— С какой стати? Артист одевается так, как ему говорят.
— Пап, — сказал Томми. — А мне… обязательно участвовать в балете?
Отец развернулся.
— Так, слушай сюда. Последние два года я только и слышу от тебя — трапеция, трапеция, трапеция. Теперь ты начал выступать и будешь делать то, что говорят, носить то, что дают, и не спорить. Разговор окончен, сын, я занят. Брысь!
И Том послушно ушел. Слова отца — артист одевается так, как ему говорят — немного его утешили, но не смогли прогнать образ ухмыляющегося лица
Джеффа и звуки липкого шепота: будешь моей девочкой? Томми затошнило. А отец даже толком не выслушал!
Оставался один человек, у которого можно было попросить совета, — Марио.
Интересно, согласился бы он нарядиться в розовый костюм, нацепить фальшивые волосы и выступать с девчонками? Мысль была смехотворной, и в животе от нее почему-то стало еще тошнее. Однако длинный темный фургон с пламенеющими словами «Летающие Сантелли» по всей длине, где акробаты переодевались перед представлениями, пустовал. Томми даже решился на небывалую дерзость — проверить их семейный трейлер — но на стук никто не ответил. Должно быть, они уехали ужинать в город.

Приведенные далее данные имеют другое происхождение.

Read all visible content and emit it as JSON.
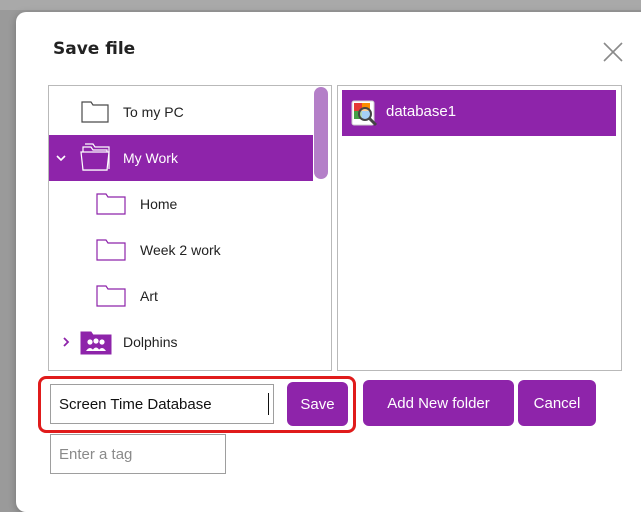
{
  "dialog": {
    "title": "Save file"
  },
  "tree": {
    "items": [
      {
        "label": "To my PC",
        "icon": "folder-icon",
        "selected": false,
        "expander": ""
      },
      {
        "label": "My Work",
        "icon": "open-folder-icon",
        "selected": true,
        "expander": "chevron-down-icon"
      },
      {
        "label": "Home",
        "icon": "folder-icon",
        "selected": false,
        "expander": ""
      },
      {
        "label": "Week 2 work",
        "icon": "folder-icon",
        "selected": false,
        "expander": ""
      },
      {
        "label": "Art",
        "icon": "folder-icon",
        "selected": false,
        "expander": ""
      },
      {
        "label": "Dolphins",
        "icon": "group-folder-icon",
        "selected": false,
        "expander": "chevron-right-icon"
      }
    ]
  },
  "files": {
    "items": [
      {
        "label": "database1",
        "icon": "database-file-icon",
        "selected": true
      }
    ]
  },
  "form": {
    "filename_value": "Screen Time Database",
    "save_label": "Save",
    "add_folder_label": "Add New folder",
    "cancel_label": "Cancel",
    "tag_placeholder": "Enter a tag"
  },
  "colors": {
    "accent": "#8e24aa",
    "highlight": "#e01b1b"
  }
}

Развернувшись, Томми побрел обратно в темноту.
Так нечестно! Папаша Тони обещал, что в Сан-Анжело он начнет летать. А вместо этого он кривляется в балете, наряженный в розовые юбки. А все школьные знакомые видят его девчонкой и отпускают грязные шуточки!
Томми уныло шел по заднему двору, не зная толком, что ищет. Две маленькие девочки прыгали через скакалку. Клоун с разукрашенным лицом, сидя в дверях, взбивал волосы и оборачивал плоеный воротник вокруг шеи. Элен Бреди позади большого трейлера — у нее было четверо младших братьев — снимала с веревки длинный ряд белья, трико, пеленок и комбинезонов. Томми постучал в дверь трейлера Марго, и та высунула голову.

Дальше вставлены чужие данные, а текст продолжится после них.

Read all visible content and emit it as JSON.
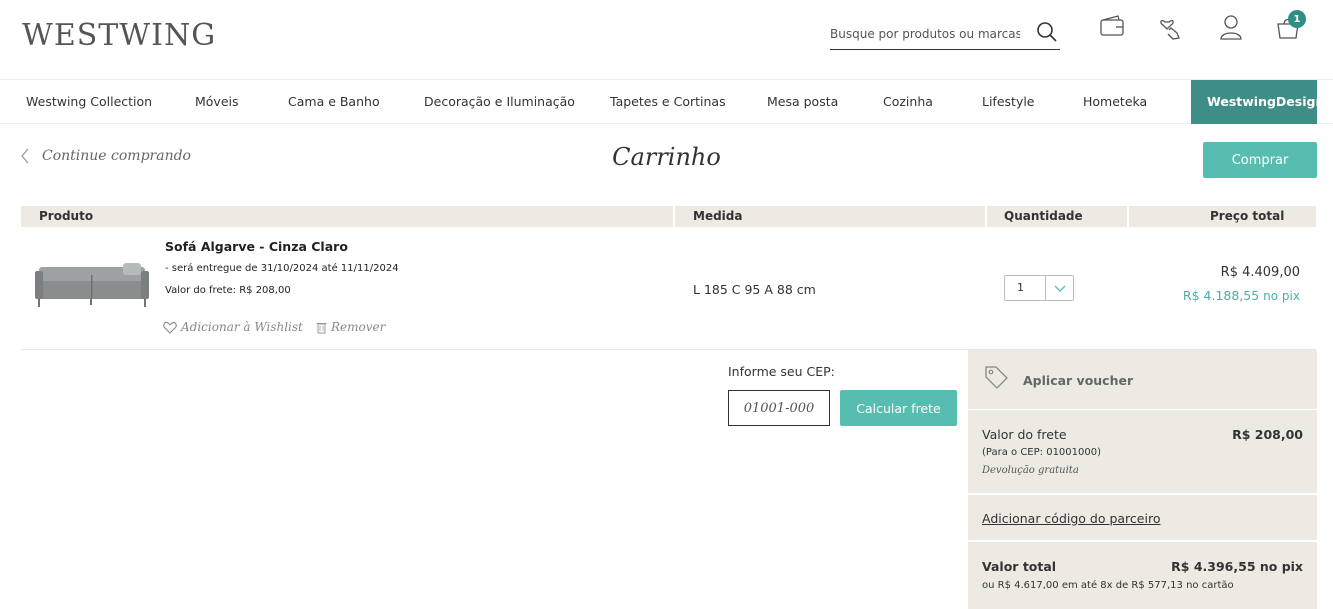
{
  "header": {
    "logo": "WESTWING",
    "search_placeholder": "Busque por produtos ou marcas",
    "cart_count": "1"
  },
  "nav": [
    {
      "label": "Westwing Collection"
    },
    {
      "label": "Móveis"
    },
    {
      "label": "Cama e Banho"
    },
    {
      "label": "Decoração e Iluminação"
    },
    {
      "label": "Tapetes e Cortinas"
    },
    {
      "label": "Mesa posta"
    },
    {
      "label": "Cozinha"
    },
    {
      "label": "Lifestyle"
    },
    {
      "label": "Hometeka"
    },
    {
      "label": "WestwingDesign"
    }
  ],
  "cart": {
    "back_label": "Continue comprando",
    "title": "Carrinho",
    "buy_label": "Comprar"
  },
  "table": {
    "headers": {
      "produto": "Produto",
      "medida": "Medida",
      "quantidade": "Quantidade",
      "preco": "Preço total"
    },
    "item": {
      "name": "Sofá Algarve - Cinza Claro",
      "delivery": "- será entregue de 31/10/2024 até 11/11/2024",
      "frete": "Valor do frete: R$ 208,00",
      "wishlist": "Adicionar à Wishlist",
      "remove": "Remover",
      "medida": "L 185 C 95 A 88 cm",
      "quantity": "1",
      "price": "R$ 4.409,00",
      "price_pix": "R$ 4.188,55",
      "pix_suffix": "no pix"
    }
  },
  "cep": {
    "label": "Informe seu CEP:",
    "placeholder": "01001-000",
    "button": "Calcular frete"
  },
  "summary": {
    "voucher": "Aplicar voucher",
    "frete_label": "Valor do frete",
    "frete_value": "R$ 208,00",
    "frete_cep": "(Para o CEP: 01001000)",
    "devolucao": "Devolução gratuita",
    "partner": "Adicionar código do parceiro",
    "total_label": "Valor total",
    "total_value": "R$ 4.396,55 no pix",
    "total_sub": "ou R$ 4.617,00 em até 8x de R$ 577,13 no cartão"
  },
  "colors": {
    "accent": "#56bdb0",
    "accent_dark": "#3e8d86",
    "panel_bg": "#eceae3",
    "pix_text": "#4bb0a4"
  }
}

— Привет, Том, ты рано. Хочешь взять костюм?
Он моргнул от света.
— Пришел спросить, как Бетси. Поправилась уже?
— Ну, она думает, что да. Я с ней не согласна. В чем дело, Том? Тебе нехорошо? Заходи.
Томми вошел внутрь. Бетси была здесь, и Маленькая Энн тоже — сидела с обмотанной полотенцем головой и ела бутерброд.
— Тетя Марж, — сказал он дрожащим голосом. — Дети в городе… все меня знают.
Я не могу выступать в девчоночьем костюме! Просто не могу!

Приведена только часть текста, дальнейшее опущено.